This beautiful night the city by the lake is sure glowing more than ever under the blinding moon. All the living swans are awake now, that no one argues, but when the sodium vapour lamps that for centuries shed their warmth on the crumbling streets of the vieille ville were replaced by broken mirrors to reflect the moonlight, the residents became concerned about the apparent lack of plot in the story they live in.
Some say that the story was written for aesthetic purposes only, while the rest simply live and die unaware, but who are they and who are they not? So asks bystanders every day the old piano man who plays the guitar in the street, not without irony in his voice, but what happens in his life before and after? The woman dressed in sound claims to have an answer, but every time she’s asked, all she does is run away, not without dancing to the music of the piano man.

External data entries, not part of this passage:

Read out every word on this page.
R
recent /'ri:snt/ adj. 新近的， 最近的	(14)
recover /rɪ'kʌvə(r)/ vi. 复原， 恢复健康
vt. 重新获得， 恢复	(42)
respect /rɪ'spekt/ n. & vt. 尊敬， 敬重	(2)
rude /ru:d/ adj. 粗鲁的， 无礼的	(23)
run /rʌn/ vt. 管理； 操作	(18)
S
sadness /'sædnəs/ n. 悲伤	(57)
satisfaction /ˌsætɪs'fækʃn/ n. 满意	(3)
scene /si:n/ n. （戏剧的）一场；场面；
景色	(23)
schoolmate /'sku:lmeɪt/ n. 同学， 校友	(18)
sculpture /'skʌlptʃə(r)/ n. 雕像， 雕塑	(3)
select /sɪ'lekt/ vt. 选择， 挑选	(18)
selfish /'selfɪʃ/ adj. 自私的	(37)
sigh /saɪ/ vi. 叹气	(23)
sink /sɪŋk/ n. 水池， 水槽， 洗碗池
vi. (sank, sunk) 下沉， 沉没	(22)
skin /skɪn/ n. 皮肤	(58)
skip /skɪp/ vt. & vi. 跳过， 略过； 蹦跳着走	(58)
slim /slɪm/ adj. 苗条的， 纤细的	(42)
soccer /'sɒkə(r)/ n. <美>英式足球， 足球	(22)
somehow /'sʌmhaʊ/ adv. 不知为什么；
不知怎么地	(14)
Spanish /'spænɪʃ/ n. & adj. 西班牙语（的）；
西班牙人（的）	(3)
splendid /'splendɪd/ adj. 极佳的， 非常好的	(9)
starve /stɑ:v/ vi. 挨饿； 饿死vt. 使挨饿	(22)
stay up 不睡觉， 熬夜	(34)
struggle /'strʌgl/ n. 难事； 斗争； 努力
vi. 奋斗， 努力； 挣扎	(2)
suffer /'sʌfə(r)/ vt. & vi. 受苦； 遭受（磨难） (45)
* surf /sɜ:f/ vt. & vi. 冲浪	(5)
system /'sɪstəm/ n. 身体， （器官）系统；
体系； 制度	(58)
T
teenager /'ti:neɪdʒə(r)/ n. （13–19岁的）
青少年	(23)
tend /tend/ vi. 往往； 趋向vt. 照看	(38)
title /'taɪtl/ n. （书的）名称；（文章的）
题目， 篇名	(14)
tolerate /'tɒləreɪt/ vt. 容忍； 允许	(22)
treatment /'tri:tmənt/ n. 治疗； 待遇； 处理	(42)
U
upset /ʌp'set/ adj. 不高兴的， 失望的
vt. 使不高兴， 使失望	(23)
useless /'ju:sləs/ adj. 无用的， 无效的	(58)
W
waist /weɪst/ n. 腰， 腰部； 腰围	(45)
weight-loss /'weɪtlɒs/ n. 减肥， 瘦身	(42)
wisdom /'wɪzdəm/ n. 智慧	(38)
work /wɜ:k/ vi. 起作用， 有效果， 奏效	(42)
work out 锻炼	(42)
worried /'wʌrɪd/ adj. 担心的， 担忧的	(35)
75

Today, as I attempted to read my face in one of those broken mirrors, I couldn’t help but notice how it rained yesterday’s rain and no one noticed—I guess not everyone in the city counts the drops before the clouds dry out. Then I twisted my ankle in one of the cracks in the pavement but felt no pain, which led me to realize that feelings had no place in a story like this, so disgraced it could never be read backwards and make the opposite sense. Then, to my dismay, my face disappeared from the mirror, my ankle healed, and it began to snow tomorrow’s snow, forever.
I sought the plot but never found it.